Distraught mum Julie now faces an agonising wait to find out whether newborn daughter will need skin grafts or even be able to walk normally.

Julie was present in an upstairs bedroom at the family home at in Acton Trussell, Staffordshire, when the accident occurred.

The 40-year-old said that two midwives from Stafford Hospital, one of them a student, arrived to carry out routine tests on May 15, just six days after she had given birth.

They asked for a bowl of hot water but did not say that it was for a heel prick test.

For the test, the baby’s foot is warmed with water before blood is taken from the heel to be tested for birth defects such as cystic fibrosis or a blood disorder.

Julie’s mother Kathryn unwittingly filled a bowl from the hot water tap in the kitchen downstairs and even warned the midwife that it was hot.

But Katie’s entire foot was dipped into the water without testing its temperature.

Julie said: “I heard this howl and I turned round and saw the skin on her foot hanging off.

“I was frantic and I started crying. Her foot blistered over and we took her to hospital. I haven’t seen or heard from the midwife since.

“I’m angry, because it shouldn’t have happened, but I’m more upset for Katie.

“She’s my little girl and she was just six days old – one minute she’s ok and the next she’s in pain.

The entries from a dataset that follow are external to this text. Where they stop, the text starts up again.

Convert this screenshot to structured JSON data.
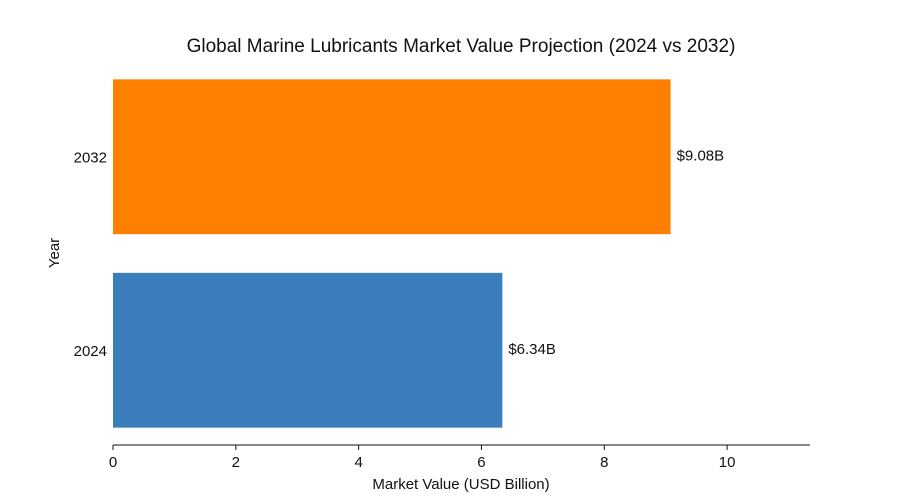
{
  "chart_data": {
    "type": "bar",
    "orientation": "horizontal",
    "title": "Global Marine Lubricants Market Value Projection (2024 vs 2032)",
    "xlabel": "Market Value (USD Billion)",
    "ylabel": "Year",
    "categories": [
      "2032",
      "2024"
    ],
    "values": [
      9.08,
      6.34
    ],
    "data_labels": [
      "$9.08B",
      "$6.34B"
    ],
    "colors": [
      "#ff8000",
      "#3a7ebb"
    ],
    "xlim": [
      0,
      11.35
    ],
    "xticks": [
      0,
      2,
      4,
      6,
      8,
      10
    ],
    "xtick_labels": [
      "0",
      "2",
      "4",
      "6",
      "8",
      "10"
    ],
    "grid": false,
    "legend": "none"
  }
}
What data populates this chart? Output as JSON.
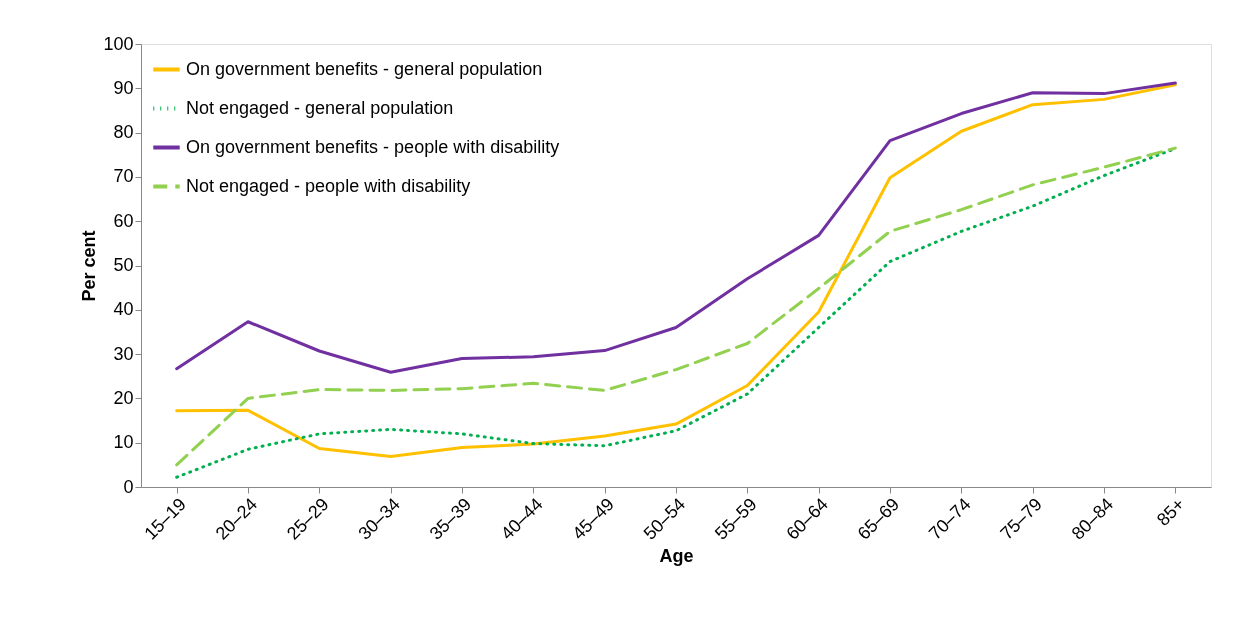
{
  "chart_data": {
    "type": "line",
    "xlabel": "Age",
    "ylabel": "Per cent",
    "categories": [
      "15–19",
      "20–24",
      "25–29",
      "30–34",
      "35–39",
      "40–44",
      "45–49",
      "50–54",
      "55–59",
      "60–64",
      "65–69",
      "70–74",
      "75–79",
      "80–84",
      "85+"
    ],
    "ylim": [
      0,
      100
    ],
    "yticks": [
      0,
      10,
      20,
      30,
      40,
      50,
      60,
      70,
      80,
      90,
      100
    ],
    "grid": false,
    "legend": "top left",
    "marker": "none",
    "series": [
      {
        "name": "On government benefits - general population",
        "color": "#ffc000",
        "line_style": "solid",
        "values": [
          17.2,
          17.3,
          8.7,
          6.9,
          8.9,
          9.7,
          11.5,
          14.2,
          22.9,
          39.5,
          69.8,
          80.3,
          86.3,
          87.5,
          90.8
        ]
      },
      {
        "name": "Not engaged - general population",
        "color": "#00b050",
        "line_style": "dotted",
        "values": [
          2.2,
          8.5,
          12,
          13,
          12,
          9.8,
          9.3,
          12.7,
          21,
          36,
          50.9,
          57.7,
          63.4,
          70.3,
          76.4
        ]
      },
      {
        "name": "On government benefits - people with disability",
        "color": "#7030a0",
        "line_style": "solid",
        "values": [
          26.7,
          37.3,
          30.7,
          25.9,
          29,
          29.4,
          30.8,
          36,
          47,
          56.8,
          78.2,
          84.3,
          89,
          88.8,
          91.2
        ]
      },
      {
        "name": "Not engaged - people with disability",
        "color": "#92d050",
        "line_style": "dashed",
        "values": [
          5,
          20,
          22,
          21.8,
          22.2,
          23.4,
          21.8,
          26.5,
          32.4,
          44.8,
          57.7,
          62.6,
          68.2,
          72.2,
          76.5
        ]
      }
    ]
  }
}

“She might have to have skin grafts through no fault of her own, I don’t know if she’s going to have problems walking.

“I’ve got to cross my fingers that won’t happen.”

Single mother Julie added: “She’s fine now, as long as she’s not having her foot messed with.”

Julie said there was a qualified midwife present at the time but that she was not told a student was present.

She said: “The water wasn’t boiling but it wasn’t far off it.

“Katie’s toes are still black, and her heel is red raw and it was bleeding quite badly a couple of days ago.

“We are not sure how it’s going to scar. This shouldn’t have happened to my little girl.”

The midwife and trainee are employed at troubled Stafford Hospital, where an inquiry into the deaths of 1200 patients thought to have died due to poor medical care is currently underway.

Colin Ovington, director of nursing at Mid Staffordshire NHS Foundation Trust, said an investigation was under way and added: “We are devastated and would like to apologise.”